Residents of the Village of Friendship Heights walked up to the microphone to warn of increased alcohol use, decreasing property values and even sexual activity if the proposal were to be approved.
“Honestly, you’d believe we’re building a casino in Friendship Heights,” resident Ryan Mooney said.
The proposal that had so many residents bothered at a Village Council meeting on Monday night wasn’t for a casino. It was for a kids playground and a gazebo in a mostly empty park at 4623 North Park Ave.
The Council on Monday voted to approve the project — known as Page Park — while ditching some initially proposed playground equipment and agreeing to do nothing with a nearby empty park at the Willoughby condominium.
This came after a second design for the parks last month, brought on by intense disapproval of an original design. Many complained that the original 16-foot-tall playground was too tall and too garish.
The plan approved Monday for Page Park, proposed by Mayor Melanie Rose White, will include a smaller playground for toddlers, some equipment designed for elementary school children and a gazebo or another shaded area to provide seating. No trees will be removed.
Out of the proposal is any equipment designed for teens or exercise equipment aimed at adults.
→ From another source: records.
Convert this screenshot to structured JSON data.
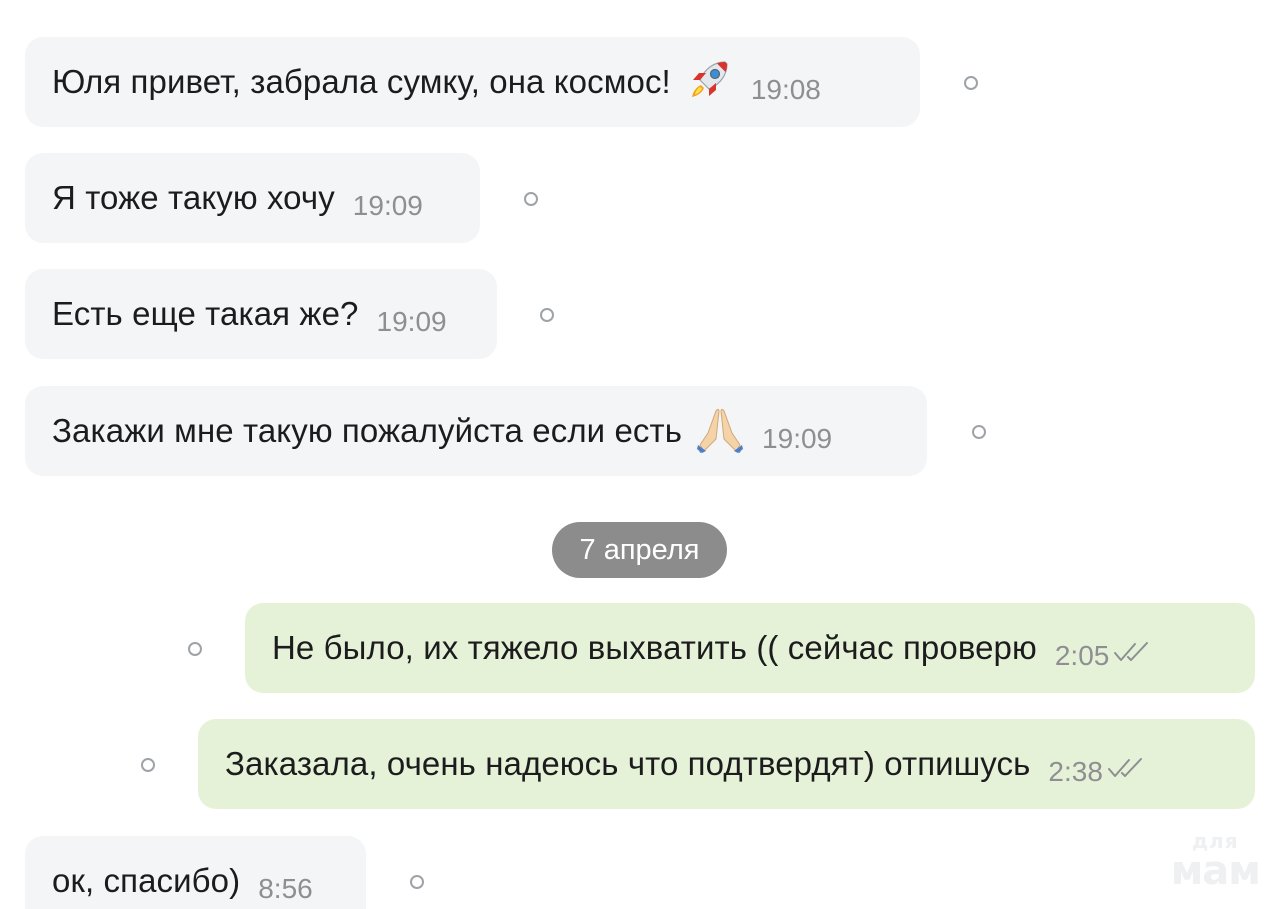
{
  "messages": [
    {
      "direction": "incoming",
      "text": "Юля привет, забрала сумку, она космос!",
      "emoji": "rocket",
      "time": "19:08"
    },
    {
      "direction": "incoming",
      "text": "Я тоже такую хочу",
      "time": "19:09"
    },
    {
      "direction": "incoming",
      "text": "Есть еще такая же?",
      "time": "19:09"
    },
    {
      "direction": "incoming",
      "text": "Закажи мне такую пожалуйста если есть",
      "emoji": "folded-hands",
      "time": "19:09"
    },
    {
      "direction": "outgoing",
      "text": "Не было, их тяжело выхватить (( сейчас проверю",
      "time": "2:05",
      "status": "read"
    },
    {
      "direction": "outgoing",
      "text": "Заказала, очень надеюсь что подтвердят) отпишусь",
      "time": "2:38",
      "status": "read"
    },
    {
      "direction": "incoming",
      "text": "ок, спасибо)",
      "time": "8:56"
    }
  ],
  "date_separator": "7 апреля",
  "watermark": {
    "top": "для",
    "bottom": "мам"
  },
  "colors": {
    "incoming_bubble": "#f4f5f7",
    "outgoing_bubble": "#e6f2d7",
    "date_pill": "#8c8c8c",
    "time_text": "#8e8e93",
    "check_marks": "#8e8e93"
  }
}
White said the Village will also ask its designer to make sure the toddler and elementary school-aged equipment is separate enough so that toddlers aren’t “overrun by elementary school children.”
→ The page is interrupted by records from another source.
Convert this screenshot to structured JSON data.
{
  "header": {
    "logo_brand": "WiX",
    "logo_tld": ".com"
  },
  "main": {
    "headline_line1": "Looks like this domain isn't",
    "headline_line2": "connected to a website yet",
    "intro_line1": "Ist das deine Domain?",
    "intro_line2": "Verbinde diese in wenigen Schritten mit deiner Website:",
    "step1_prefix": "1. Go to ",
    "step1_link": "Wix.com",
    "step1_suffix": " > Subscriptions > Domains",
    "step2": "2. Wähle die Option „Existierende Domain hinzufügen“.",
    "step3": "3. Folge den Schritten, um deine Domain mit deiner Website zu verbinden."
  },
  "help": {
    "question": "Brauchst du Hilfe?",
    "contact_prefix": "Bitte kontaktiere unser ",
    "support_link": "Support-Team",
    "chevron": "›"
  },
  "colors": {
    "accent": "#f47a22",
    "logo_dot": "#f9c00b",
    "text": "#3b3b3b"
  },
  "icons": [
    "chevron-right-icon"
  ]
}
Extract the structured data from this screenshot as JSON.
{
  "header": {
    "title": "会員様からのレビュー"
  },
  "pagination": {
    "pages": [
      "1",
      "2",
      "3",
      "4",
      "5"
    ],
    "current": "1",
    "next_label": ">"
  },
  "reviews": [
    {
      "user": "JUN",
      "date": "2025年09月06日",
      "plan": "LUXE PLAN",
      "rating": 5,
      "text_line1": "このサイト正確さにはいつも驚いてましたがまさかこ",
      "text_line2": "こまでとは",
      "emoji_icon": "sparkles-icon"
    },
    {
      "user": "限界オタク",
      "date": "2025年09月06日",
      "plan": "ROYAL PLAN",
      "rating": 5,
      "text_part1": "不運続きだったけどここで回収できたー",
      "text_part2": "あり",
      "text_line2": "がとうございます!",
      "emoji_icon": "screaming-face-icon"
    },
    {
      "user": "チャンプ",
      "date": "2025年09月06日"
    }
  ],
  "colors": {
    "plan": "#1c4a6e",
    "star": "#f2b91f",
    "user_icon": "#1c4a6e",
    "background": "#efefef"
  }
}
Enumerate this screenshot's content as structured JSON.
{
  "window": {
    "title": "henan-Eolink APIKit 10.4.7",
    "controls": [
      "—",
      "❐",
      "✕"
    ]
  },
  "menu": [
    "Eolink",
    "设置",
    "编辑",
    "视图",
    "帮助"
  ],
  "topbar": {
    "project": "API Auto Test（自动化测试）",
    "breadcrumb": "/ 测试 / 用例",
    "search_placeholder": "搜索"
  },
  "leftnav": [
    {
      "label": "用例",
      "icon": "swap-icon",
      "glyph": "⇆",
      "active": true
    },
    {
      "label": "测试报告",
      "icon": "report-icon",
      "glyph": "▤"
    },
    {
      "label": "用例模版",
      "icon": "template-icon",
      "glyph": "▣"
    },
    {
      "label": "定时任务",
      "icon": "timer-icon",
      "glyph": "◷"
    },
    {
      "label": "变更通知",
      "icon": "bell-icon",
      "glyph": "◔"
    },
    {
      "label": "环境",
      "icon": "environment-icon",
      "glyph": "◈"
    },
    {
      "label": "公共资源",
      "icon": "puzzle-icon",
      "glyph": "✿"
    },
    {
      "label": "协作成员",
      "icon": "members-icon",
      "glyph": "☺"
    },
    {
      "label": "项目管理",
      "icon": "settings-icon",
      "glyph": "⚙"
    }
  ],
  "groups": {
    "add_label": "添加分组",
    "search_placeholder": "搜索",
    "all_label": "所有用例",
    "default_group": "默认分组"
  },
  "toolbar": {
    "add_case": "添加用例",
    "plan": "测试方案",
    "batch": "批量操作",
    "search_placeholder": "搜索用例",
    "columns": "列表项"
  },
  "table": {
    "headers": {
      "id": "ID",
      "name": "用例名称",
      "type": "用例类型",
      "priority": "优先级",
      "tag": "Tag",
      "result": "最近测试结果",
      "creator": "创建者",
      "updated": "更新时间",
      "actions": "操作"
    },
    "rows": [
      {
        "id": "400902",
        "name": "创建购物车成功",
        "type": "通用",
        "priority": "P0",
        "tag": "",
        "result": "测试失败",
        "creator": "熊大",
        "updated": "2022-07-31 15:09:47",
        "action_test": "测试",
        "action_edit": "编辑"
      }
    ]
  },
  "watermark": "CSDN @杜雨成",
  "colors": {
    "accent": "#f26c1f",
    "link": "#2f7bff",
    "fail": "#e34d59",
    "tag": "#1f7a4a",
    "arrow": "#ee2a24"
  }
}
She called it a fair compromise. Some of the younger parents in the community wanted a new playground. Others in the 34-acre special taxing district either didn’t want the park, didn’t want the originally proposed design or didn’t agree with the Council’s process for approving it.
“Is that a compromise?” asked Afsaneh Mirfendereski, a 4620 North Park resident who started a petition against the park’s original design. “Maybe President Putin would call it a compromise.”
One resident in favor of the park argued there was no evidence to back up the claim of some that a playground would reduce property values at nearby condominiums.
“With all due respect, I’m also very familiar with real estate and investment,” a resident of the Willoughby later said. “Location, location, location. In order to get anyone in the residence, you have to get curb appeal. A tot park will take away from curb appeal.”
Then, cleaning the Page Park area of dog poop entered the conversation.
“You’ve attempted to justify the park with some strange things,” 4620 North Park resident Paula Durbin told the Council. “Converting the park to a playground will not get rid of dog poop.”
Durbin pointed to a recent New York Times story about Naples, Italy, where the government is testing a program to get the DNA of all city dogs. If the DNA matches tests from dog waste that doesn’t get picked up, that dog owner could be penalized.
“We should consider DNA testing and matching of dogs and dog poop,” Durbin said. “I’m suggesting the Council coordinate with other neighborhoods.”
Then, Durbin brought up another reason for her opposition to the new park design.
“Finally, sex in the park. People have sex in the park,” Durbin said. “Just get the gazebo in there and you’re really going to have sex in the park.”
Much of the testimony and Council debate incited laughs, jeers and groans from the roughly 50 residents in attendance.
Many scoffed when White said the Council didn’t know how much the new Page Park would cost. Some yelled “sit down,” at a parent testifying in favor of the park as he reached the three-minute time limit.
Councilmember John Mertens suggested a Village committee take a longer look at a design for Page Park. Councilmembers Alvan Morris and Leonard Grant wanted no part of that.
“This is ridiculous,” Morris said. “I’m going to call for the vote.”
Mooney — a parent who lives in the Willoughby — had the last word.
“I’m fine with either. Or both [playgrounds] would be fine. I just hope that we have one and we don’t continue to belabor the point until it gets whittled away to, I don’t know, we’re going to provide a ball or something to the kids,” Mooney told the Council. “I know the young families that can’t be here definitely are thankful that you’re considering it.”
Grant suggested a vote in a closed session, which only made opponents of the Council’s process more vocal.
The Council then took the vote in public and approved the smaller Page Park playground by a 5-1 count, with Meterns in opposition.
As residents began to leave, a woman took the microphone with one more important message.
“If many of you had come to Council meetings, you would have known about this before,” she exclaimed.